Opinión
Las obras son para el verano
E l verano no comienza con ninguna fecha astronómica o parte meteorológico, sino con el trémulo sonido de las obras municipales. El verano no está patrimoniado por las golondrinas, como sugiere aquel cuento de Andersen, sino por el trino mecánico del martillo hidraulico y los picos coreografiados de las cuadrillas. Esto de las obras públicas evoca mucho a esos condotieros de las plazas venecianas y otros napoleones que hacen política invirtiendo en obras públicas en lugar de empañarla con ideas y civilidad. Pero ahora, como los dirigentes con maneras de estatua no pegan, lo que tenemos son unos regidores que se pasan el invierno pensando qué bache, bordillo, agujero o pavimento restañar para en los meses de asueto apesadillar al ciudadano con el zumbido de la pala y otros tantos zumbidos tan molestos como los del mosquito, pero para los que no existe todavía el remedio de ningún antihistamínico.

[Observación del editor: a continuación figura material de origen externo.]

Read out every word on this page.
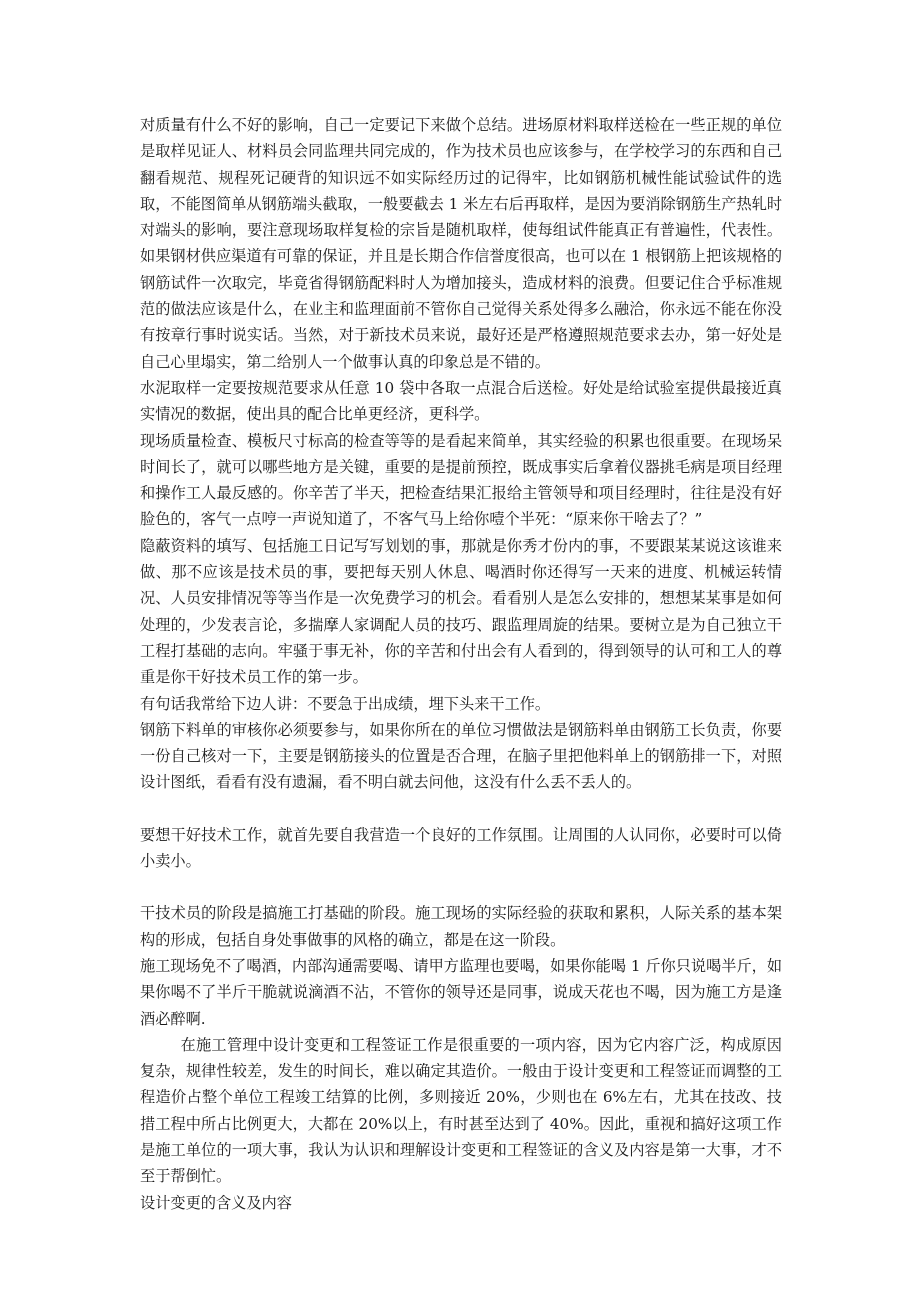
对质量有什么不好的影响，自己一定要记下来做个总结。进场原材料取样送检在一些正规的单位是取样见证人、材料员会同监理共同完成的，作为技术员也应该参与，在学校学习的东西和自己翻看规范、规程死记硬背的知识远不如实际经历过的记得牢，比如钢筋机械性能试验试件的选取，不能图简单从钢筋端头截取，一般要截去 1 米左右后再取样，是因为要消除钢筋生产热轧时对端头的影响，要注意现场取样复检的宗旨是随机取样，使每组试件能真正有普遍性，代表性。如果钢材供应渠道有可靠的保证，并且是长期合作信誉度很高，也可以在 1 根钢筋上把该规格的钢筋试件一次取完，毕竟省得钢筋配料时人为增加接头，造成材料的浪费。但要记住合乎标准规范的做法应该是什么，在业主和监理面前不管你自己觉得关系处得多么融洽，你永远不能在你没有按章行事时说实话。当然，对于新技术员来说，最好还是严格遵照规范要求去办，第一好处是自己心里塌实，第二给别人一个做事认真的印象总是不错的。

水泥取样一定要按规范要求从任意 10 袋中各取一点混合后送检。好处是给试验室提供最接近真实情况的数据，使出具的配合比单更经济，更科学。

现场质量检查、模板尺寸标高的检查等等的是看起来简单，其实经验的积累也很重要。在现场呆时间长了，就可以哪些地方是关键，重要的是提前预控，既成事实后拿着仪器挑毛病是项目经理和操作工人最反感的。你辛苦了半天，把检查结果汇报给主管领导和项目经理时，往往是没有好脸色的，客气一点哼一声说知道了，不客气马上给你噎个半死：“原来你干啥去了？”

隐蔽资料的填写、包括施工日记写写划划的事，那就是你秀才份内的事，不要跟某某说这该谁来做、那不应该是技术员的事，要把每天别人休息、喝酒时你还得写一天来的进度、机械运转情况、人员安排情况等等当作是一次免费学习的机会。看看别人是怎么安排的，想想某某事是如何处理的，少发表言论，多揣摩人家调配人员的技巧、跟监理周旋的结果。要树立是为自己独立干工程打基础的志向。牢骚于事无补，你的辛苦和付出会有人看到的，得到领导的认可和工人的尊重是你干好技术员工作的第一步。

有句话我常给下边人讲：不要急于出成绩，埋下头来干工作。

钢筋下料单的审核你必须要参与，如果你所在的单位习惯做法是钢筋料单由钢筋工长负责，你要一份自己核对一下，主要是钢筋接头的位置是否合理，在脑子里把他料单上的钢筋排一下，对照设计图纸，看看有没有遗漏，看不明白就去问他，这没有什么丢不丢人的。

要想干好技术工作，就首先要自我营造一个良好的工作氛围。让周围的人认同你，必要时可以倚小卖小。

干技术员的阶段是搞施工打基础的阶段。施工现场的实际经验的获取和累积，人际关系的基本架构的形成，包括自身处事做事的风格的确立，都是在这一阶段。

施工现场免不了喝酒，内部沟通需要喝、请甲方监理也要喝，如果你能喝 1 斤你只说喝半斤，如果你喝不了半斤干脆就说滴酒不沾，不管你的领导还是同事，说成天花也不喝，因为施工方是逢酒必醉啊.

在施工管理中设计变更和工程签证工作是很重要的一项内容，因为它内容广泛，构成原因复杂，规律性较差，发生的时间长，难以确定其造价。一般由于设计变更和工程签证而调整的工程造价占整个单位工程竣工结算的比例，多则接近 20%，少则也在 6%左右，尤其在技改、技措工程中所占比例更大，大都在 20%以上，有时甚至达到了 40%。因此，重视和搞好这项工作是施工单位的一项大事，我认为认识和理解设计变更和工程签证的含义及内容是第一大事，才不至于帮倒忙。

设计变更的含义及内容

Un estío sin sus máquinas de asfaltado es igual que vadear un rebrote de nostalgia sin tropezar con el opio de la tristeza: una imposibilidad. Nuestras ciudades son como una M-30 en eterna construcción, igual que el alma del hombre, pero con adoquines y guijarros. Nos pasamos estas calendas regenerando las urbes, metiendo la vanguardia del cable, la fibra de turno, la tubería remedada o lo que sea por el catéter de la zanja y el resultado es que tenemos una modernidad subterránea, como si el porvenir llegara siempre de manera subrepticia, como la puñalada de una amante desairada. Y es que el futuro, esa yeguada de anhelos y esperanzas que cada uno alberga en el bolsillo, más que aguardarnos en el horizonte mayúsculo de mañana en ocasiones es algo que sucede debajo de nuestros pies.
Estas intervenciones estivales son como el chequeo anual de las capitales para comprobar cómo le van la arterias. Pero las obras urbanas también se antojan como una metáfora oportuna de nuestro pasado: la de una nación siempre en edificación o reforma a la que hay que ir cimentando de vez en cuando los basamentos con razones y principios para que las goteras no le enmohezcan las paredes y le salgan las varices de la ruina. Una prevención, por cierto, que no viene mal en un lugar con tanta inclinación al guerracivilismo. A los países, como a las metrópolis, se ve que hay que ir imprimiéndoles el Art-Decó de cada época, la que le toca encarar en cada momento para que no se quede estancada en el presente, lo que es bastante peor que permanecer anclado en un perpetuo pasado, más que nada porque el pasado es muy vintage y siempre atrae al turistaje.
Las ciudades se vacían de ciudadanos, pero se llenan de hoyos, quizá para animar a los que se quedan a desempolvarse el aburrimiento con el riesgo de saltar un surco. Aquí hemos logrado hacer contemporaneidad profesionalizando el arte de la espátula, al que venimos dando desde el desarrollismo, lo que nos deja la agridulce sospecha de que quienes nos dirigen han decidido hace tiempo que nuestro destino está en un país hecho de efepé en vez del I+D.